How will Stage 3 of meaningful use (MU) explicitly improve financial and clinical outcomes? That’s the question stirring the pot in healthcare, along with provider speculation that ONC’s (Office of National Coordinatior’s) well-meaning MU program needs changing (at all stages) to create meaningful impact. Nevertheless, circulates around reducing healthcare costs low through EHR integration and interoperability that can foster patient engagement and streamline clinical processes.
The problem, however, is that MU seems to be lowering provider enthusiasm more than healthcare costs, as the threat of penalties loom and the task of achieving interoperability remains difficult. According to Health and Human Services’ press release, adoption rates among physicians for EHRs with advanced functionalities have doubled since 2009 and quadrupled for hospitals (60%) since 2010.
However, findings from Health Affairs confirms that while basic EHR adoption is prevalent, moving forward with more significant implementation has not. This is true especially for large scale providers who have a much larger task of streamlining such processes. Therefore, the conversation about keeping costs low cannot merely circulate around consumption of healthcare services and prevention; even successful prevention tactics won’t keep patients from walking through the door.
Consuming Healthcare Services & Assets Efficiently
With that in mind, it’s time we start thinking about how to consume healthcare services and assets efficiently —or at the very least— to stop wasting them. Take medical equipment usage, for example: “There is explicit awareness among health systems that underutilization is an issue, there hasn’t been a good way of tackling the problem until now,” said Cohealo’s Mark Slaughter, CEO and cofounder of the Boston-based asset mobilization and analytics platform service provider.
“A mix of market dynamics finally taking place is aiding this effort, including efficient consolidation of control and actionability in the foundation of the health system’s operational model. And we feel we are at the forefront of that movement, helping providers form better approaches to utilization of their assets.”
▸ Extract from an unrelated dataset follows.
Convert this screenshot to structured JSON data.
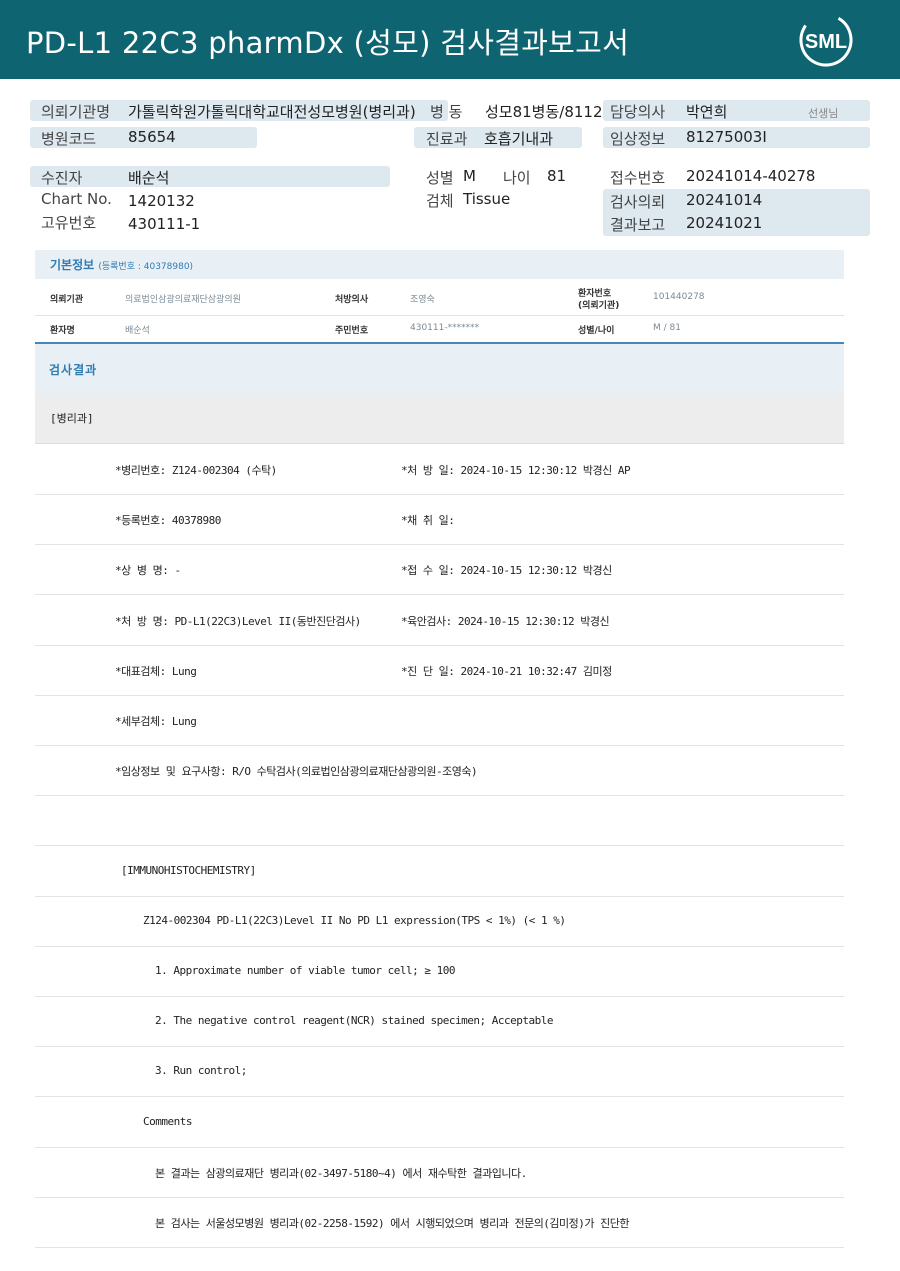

Figuring out and fine tuning that approach to usage was the inspiration for the development of the Cohealo platform, said Slaughter. Rather than allowing redundantly owned devices to sit around and collect dust, it makes more financial sense for hospitals within a system to own non-emergency devices at a divisional or regional level and deploy them relevant to patient need.
According to Slaughter, Cohealo’s platform gives providers the ability to quantify inventory, utilization rates, and consumable-excess capacity for hundreds of assets simultaneously, optimizing decision support around device usage.
“Every hospital has thousands of assets. Some of our health system partners have millions across their network; until now, the technology and operational insight to strategically optimize those devices didn’t exist,” said Slaughter. “When you aggregate and centralize consumption data and frontline clinical demand, they are able to deploy capital and resources in a collective model with outstanding results.”
Savings are dependent upon the size of the health system. However, employing such a platform could save larger hospital systems millions in just under a year, along with increased access to high-quality technology.
“This increase in quantitative and qualitative outcomes generates healthier revenue for the hospitals and enables them to more quickly and more effectively reinvest into better technology. We view it as a very organic self-strengthening process,” he added.
Can Cohealo Solve Healthcare’s Blind Spot?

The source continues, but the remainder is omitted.